Anyway, I’ll end this short edition with the following…
The team is playing amazing ball right now and showing no signs of slowing down. The offense, led by Hanley Ramirez and Yasiel Puig in particular, is lights out. Lots of contributions all around.
The starting pitching has been fantastic, especially Clayton Kershaw, Hyun-Jin Ryu and Stephen Fife, who to me has solidified a rotation spot. There’s talk Ricky Nolasco will be in blue. Not sure how I feel about that. I guess if he replaces Chris Capuano, that could be seen as an upgrade. If he replaces Fife, it’s a wash or we lose in the process.
I like what I’m seeing though – the rotation clicking, seeming to want to keep the winning going, like any good rotation does in a fun competitive sense. Now if only that bullpen can get ironed out.
I honestly think, as I’ve said many times, that the pen is the only real issue with the Dodgers. Earlier it was playing a AAAA batting .100 or less at third, or suddenly thin and frail Kemp in the heart of the order, but now far and away the only question with the Dodgers is that bullpen.
I hope Kasten is as bright as people give him credit for, and if Marmol sucks, as he will (can’t fix a guy in a few outings who’s been this bad for this long with everyone and their mother trying to straighten him out), Kasten wisely cuts bait or send him to the minors to get on track.
The schedule is in our favor. The Rockies, Giants and reeling Snakes all in front of us. Is it unrealistic to think we could be in first place before the road trip is over? I don’t think so. In fact, I’ll say if we don’t keep winning and end this stretch with a losing record on the trip, it will be a big disappointment to this Dodgers fan.
I want the Dodgers to get into first, get over .500 and then go games in the black over .500. I want the idiot baseball writers to bitch and moan and point to the Dodgers payroll, even though it was always fine when the NY teams, Boston, Philly and Halos all spent. I want the Giants fans miserable. And I want to see the Dodger bury their West foes, have a winning record at home, on the road and vs. the division.
I would love to see Puig in the All-Star game – not because I like the All-Star game (I don’t), but because it would piss people off and it would give a national stage for the Cuban bombshell to level top AL pitchers. Also, it could mean an NL win, which would directly help the blue if they got to the World Series in October.
So, as you can see, I’m not always negative.

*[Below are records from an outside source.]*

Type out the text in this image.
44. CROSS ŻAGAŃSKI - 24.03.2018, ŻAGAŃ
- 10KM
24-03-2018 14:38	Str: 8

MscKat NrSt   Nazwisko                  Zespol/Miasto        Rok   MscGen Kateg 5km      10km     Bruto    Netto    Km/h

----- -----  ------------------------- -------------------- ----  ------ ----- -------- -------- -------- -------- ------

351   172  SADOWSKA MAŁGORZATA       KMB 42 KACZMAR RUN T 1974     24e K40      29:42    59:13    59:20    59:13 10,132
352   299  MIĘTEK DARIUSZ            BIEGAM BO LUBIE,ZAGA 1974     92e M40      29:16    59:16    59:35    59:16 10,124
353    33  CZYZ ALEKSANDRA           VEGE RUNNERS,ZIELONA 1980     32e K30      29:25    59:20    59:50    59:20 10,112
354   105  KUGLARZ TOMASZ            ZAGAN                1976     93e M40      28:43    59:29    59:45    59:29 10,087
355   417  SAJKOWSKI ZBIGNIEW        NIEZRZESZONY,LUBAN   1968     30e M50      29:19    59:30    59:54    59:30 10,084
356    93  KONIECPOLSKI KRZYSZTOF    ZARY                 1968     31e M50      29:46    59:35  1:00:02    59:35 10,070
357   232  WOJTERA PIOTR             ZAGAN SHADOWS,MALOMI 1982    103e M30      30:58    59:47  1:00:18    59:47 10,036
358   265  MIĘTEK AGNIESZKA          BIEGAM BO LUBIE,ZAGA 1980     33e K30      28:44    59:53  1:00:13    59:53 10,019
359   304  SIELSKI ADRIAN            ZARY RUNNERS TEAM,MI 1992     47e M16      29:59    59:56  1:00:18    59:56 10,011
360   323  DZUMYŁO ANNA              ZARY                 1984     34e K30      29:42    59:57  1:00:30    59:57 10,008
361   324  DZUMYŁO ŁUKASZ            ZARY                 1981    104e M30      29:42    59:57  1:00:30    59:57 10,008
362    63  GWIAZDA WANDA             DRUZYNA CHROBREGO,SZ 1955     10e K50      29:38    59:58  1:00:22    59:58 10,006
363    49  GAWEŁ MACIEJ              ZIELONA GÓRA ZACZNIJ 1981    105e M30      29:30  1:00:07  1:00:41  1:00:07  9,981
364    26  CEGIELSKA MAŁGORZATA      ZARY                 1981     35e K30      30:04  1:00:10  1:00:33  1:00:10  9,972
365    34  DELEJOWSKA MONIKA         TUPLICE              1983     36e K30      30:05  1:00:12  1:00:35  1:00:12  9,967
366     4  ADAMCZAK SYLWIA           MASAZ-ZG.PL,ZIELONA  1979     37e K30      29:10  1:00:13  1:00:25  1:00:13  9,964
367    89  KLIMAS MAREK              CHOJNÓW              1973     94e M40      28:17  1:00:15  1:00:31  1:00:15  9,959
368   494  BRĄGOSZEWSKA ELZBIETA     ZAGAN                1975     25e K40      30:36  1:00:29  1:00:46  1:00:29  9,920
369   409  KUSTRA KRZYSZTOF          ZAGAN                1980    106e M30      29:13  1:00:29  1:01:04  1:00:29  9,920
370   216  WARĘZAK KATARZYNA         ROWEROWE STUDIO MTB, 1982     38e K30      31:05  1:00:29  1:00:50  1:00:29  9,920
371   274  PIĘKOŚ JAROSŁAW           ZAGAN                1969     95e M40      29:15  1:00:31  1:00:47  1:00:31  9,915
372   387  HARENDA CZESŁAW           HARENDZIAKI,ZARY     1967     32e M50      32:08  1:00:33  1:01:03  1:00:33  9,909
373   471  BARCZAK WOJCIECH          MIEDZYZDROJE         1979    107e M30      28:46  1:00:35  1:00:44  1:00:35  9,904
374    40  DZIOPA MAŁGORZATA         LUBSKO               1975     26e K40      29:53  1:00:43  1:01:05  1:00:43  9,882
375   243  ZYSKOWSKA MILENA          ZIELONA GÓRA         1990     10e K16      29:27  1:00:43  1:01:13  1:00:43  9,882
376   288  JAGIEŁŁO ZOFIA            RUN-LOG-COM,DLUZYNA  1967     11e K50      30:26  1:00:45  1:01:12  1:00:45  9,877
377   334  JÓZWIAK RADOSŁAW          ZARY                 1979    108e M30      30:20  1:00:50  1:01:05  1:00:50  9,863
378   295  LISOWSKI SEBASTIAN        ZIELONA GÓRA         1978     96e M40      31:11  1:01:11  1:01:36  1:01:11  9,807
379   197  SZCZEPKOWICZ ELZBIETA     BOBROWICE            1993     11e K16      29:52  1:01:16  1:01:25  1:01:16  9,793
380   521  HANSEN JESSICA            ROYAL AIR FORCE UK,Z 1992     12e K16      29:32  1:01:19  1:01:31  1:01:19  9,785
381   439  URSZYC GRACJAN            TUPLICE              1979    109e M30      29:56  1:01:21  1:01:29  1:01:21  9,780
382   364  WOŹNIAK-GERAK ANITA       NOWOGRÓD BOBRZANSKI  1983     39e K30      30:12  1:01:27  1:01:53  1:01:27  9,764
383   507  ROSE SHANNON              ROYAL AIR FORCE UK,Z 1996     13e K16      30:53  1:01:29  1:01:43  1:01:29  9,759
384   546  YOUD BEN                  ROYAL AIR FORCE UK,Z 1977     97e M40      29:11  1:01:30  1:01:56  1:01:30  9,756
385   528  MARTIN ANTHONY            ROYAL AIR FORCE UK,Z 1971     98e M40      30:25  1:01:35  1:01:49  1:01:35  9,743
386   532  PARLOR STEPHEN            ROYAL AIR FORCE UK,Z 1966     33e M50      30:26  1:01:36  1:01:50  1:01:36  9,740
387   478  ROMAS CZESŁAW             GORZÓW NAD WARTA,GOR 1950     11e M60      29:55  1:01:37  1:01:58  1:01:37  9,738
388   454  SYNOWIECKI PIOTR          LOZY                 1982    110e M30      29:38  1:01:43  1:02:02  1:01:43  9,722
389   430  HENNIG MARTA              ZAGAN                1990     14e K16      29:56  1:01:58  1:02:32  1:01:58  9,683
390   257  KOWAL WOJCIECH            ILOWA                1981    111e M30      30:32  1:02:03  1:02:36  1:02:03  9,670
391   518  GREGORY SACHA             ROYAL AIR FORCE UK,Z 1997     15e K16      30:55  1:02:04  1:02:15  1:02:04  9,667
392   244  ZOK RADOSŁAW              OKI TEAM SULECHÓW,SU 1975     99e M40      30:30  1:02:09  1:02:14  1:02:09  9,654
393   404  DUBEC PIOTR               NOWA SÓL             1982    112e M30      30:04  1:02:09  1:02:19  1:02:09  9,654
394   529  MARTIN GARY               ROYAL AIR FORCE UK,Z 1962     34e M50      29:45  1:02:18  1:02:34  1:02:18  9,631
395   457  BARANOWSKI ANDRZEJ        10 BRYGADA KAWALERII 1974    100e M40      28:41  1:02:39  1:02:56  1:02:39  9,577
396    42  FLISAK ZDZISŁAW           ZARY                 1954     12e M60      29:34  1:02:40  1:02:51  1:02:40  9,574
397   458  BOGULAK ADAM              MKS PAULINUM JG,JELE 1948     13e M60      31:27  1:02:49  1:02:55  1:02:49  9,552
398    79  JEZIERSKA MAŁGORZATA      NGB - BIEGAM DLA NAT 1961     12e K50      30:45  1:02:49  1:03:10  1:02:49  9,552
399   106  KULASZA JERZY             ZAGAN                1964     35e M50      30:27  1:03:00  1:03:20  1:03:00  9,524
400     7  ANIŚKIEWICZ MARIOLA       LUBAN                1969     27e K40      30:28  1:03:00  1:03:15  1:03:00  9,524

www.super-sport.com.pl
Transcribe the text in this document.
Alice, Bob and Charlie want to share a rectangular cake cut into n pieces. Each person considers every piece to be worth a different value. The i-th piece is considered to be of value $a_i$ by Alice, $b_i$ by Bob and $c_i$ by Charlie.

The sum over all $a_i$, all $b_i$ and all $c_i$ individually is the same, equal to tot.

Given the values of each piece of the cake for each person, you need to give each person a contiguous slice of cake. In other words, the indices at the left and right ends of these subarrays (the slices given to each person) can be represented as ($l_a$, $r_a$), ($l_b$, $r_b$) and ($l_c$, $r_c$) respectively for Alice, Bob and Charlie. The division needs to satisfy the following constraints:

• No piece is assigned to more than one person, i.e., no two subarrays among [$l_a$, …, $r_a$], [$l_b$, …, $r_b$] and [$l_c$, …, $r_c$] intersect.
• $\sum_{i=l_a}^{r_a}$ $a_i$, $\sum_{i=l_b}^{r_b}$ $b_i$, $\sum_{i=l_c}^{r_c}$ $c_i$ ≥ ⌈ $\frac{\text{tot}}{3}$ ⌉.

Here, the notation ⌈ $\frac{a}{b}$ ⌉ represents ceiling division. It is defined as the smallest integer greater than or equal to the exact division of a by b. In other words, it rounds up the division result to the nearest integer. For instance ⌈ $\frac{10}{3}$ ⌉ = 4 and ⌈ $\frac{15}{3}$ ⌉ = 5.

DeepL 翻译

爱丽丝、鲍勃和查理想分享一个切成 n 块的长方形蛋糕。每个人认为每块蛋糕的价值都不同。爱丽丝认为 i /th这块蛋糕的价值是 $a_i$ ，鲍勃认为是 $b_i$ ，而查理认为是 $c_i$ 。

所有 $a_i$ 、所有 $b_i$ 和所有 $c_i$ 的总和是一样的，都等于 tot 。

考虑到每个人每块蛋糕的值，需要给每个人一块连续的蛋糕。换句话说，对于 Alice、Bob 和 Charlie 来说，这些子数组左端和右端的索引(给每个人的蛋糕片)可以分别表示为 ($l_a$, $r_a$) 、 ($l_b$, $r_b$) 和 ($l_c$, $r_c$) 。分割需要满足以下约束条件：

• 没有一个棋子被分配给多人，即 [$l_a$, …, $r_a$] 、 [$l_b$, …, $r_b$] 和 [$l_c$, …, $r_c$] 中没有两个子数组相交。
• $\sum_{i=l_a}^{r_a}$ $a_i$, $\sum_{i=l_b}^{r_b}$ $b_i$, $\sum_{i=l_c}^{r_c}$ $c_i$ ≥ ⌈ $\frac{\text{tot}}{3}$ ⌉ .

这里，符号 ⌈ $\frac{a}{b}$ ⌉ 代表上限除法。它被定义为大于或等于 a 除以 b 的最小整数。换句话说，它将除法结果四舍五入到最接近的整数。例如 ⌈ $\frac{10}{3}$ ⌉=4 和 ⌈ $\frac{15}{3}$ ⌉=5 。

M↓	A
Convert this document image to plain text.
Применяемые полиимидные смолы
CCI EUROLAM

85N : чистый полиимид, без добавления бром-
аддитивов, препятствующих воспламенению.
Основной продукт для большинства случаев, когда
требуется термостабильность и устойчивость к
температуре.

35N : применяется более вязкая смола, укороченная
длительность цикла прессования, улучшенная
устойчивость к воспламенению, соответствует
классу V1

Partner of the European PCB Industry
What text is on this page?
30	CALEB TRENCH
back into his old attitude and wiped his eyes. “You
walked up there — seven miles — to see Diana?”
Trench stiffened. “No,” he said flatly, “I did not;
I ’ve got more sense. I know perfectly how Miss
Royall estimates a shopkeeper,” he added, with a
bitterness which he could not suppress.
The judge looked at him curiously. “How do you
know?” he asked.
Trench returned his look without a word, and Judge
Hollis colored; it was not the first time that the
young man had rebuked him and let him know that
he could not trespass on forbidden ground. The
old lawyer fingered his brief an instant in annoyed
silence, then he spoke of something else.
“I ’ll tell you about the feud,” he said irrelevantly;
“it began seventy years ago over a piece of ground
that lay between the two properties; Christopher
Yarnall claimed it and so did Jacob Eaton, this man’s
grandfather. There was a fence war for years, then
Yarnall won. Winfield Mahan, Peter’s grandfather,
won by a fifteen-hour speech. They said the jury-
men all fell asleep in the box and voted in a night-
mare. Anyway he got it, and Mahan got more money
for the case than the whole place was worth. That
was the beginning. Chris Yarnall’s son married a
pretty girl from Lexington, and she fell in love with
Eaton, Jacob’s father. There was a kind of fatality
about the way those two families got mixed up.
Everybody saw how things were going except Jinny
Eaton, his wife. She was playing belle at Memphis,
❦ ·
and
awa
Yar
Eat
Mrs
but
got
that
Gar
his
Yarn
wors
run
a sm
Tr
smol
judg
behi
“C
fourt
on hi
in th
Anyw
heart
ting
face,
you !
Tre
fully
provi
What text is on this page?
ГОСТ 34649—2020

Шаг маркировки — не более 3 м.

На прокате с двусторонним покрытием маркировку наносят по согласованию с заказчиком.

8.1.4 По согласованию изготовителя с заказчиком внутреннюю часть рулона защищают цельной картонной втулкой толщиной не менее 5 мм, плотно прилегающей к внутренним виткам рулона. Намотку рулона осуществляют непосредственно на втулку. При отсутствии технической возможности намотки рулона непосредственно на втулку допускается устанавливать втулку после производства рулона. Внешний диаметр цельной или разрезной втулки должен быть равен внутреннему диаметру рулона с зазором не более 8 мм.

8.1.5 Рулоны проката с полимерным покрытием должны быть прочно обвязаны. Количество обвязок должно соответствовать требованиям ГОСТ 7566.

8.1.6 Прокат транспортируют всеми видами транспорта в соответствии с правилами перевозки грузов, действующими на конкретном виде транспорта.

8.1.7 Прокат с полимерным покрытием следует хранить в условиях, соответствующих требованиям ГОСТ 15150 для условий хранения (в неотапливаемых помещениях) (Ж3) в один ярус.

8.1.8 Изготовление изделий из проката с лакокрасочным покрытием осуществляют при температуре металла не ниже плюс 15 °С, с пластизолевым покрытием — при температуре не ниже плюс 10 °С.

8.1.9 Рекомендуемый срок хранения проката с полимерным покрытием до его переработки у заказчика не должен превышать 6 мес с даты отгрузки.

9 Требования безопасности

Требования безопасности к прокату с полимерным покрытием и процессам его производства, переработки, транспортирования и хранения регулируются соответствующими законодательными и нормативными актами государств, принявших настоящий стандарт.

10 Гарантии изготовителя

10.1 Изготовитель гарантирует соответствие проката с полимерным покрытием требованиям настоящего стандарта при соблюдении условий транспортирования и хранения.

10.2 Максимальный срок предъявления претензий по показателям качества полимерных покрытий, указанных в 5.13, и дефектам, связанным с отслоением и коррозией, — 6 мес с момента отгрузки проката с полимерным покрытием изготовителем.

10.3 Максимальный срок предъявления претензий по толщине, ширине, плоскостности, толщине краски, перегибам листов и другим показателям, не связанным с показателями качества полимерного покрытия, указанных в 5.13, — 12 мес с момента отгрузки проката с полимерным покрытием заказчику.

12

I’m very positive, in fact. You don’t spend most of your life following a team if you don’t like them. I just have been lied to, kicked around and hurt time and time again and look at things with more interest perhaps than casual beach ball whacking fans do.
All this said, let’s bury the Rockies, then the Giants (let Bruce Bochy cry when Puig singlehandedly destroys his terrible pitching staff), and finally old friends Gibby and Sax in Arizona. Gibby has to be ready to kill someone after watching his two closers flip flop and fail. It looks like it’s Heath Bell’s turn again. Mr. Bell, meet Mr. Puig. Boom!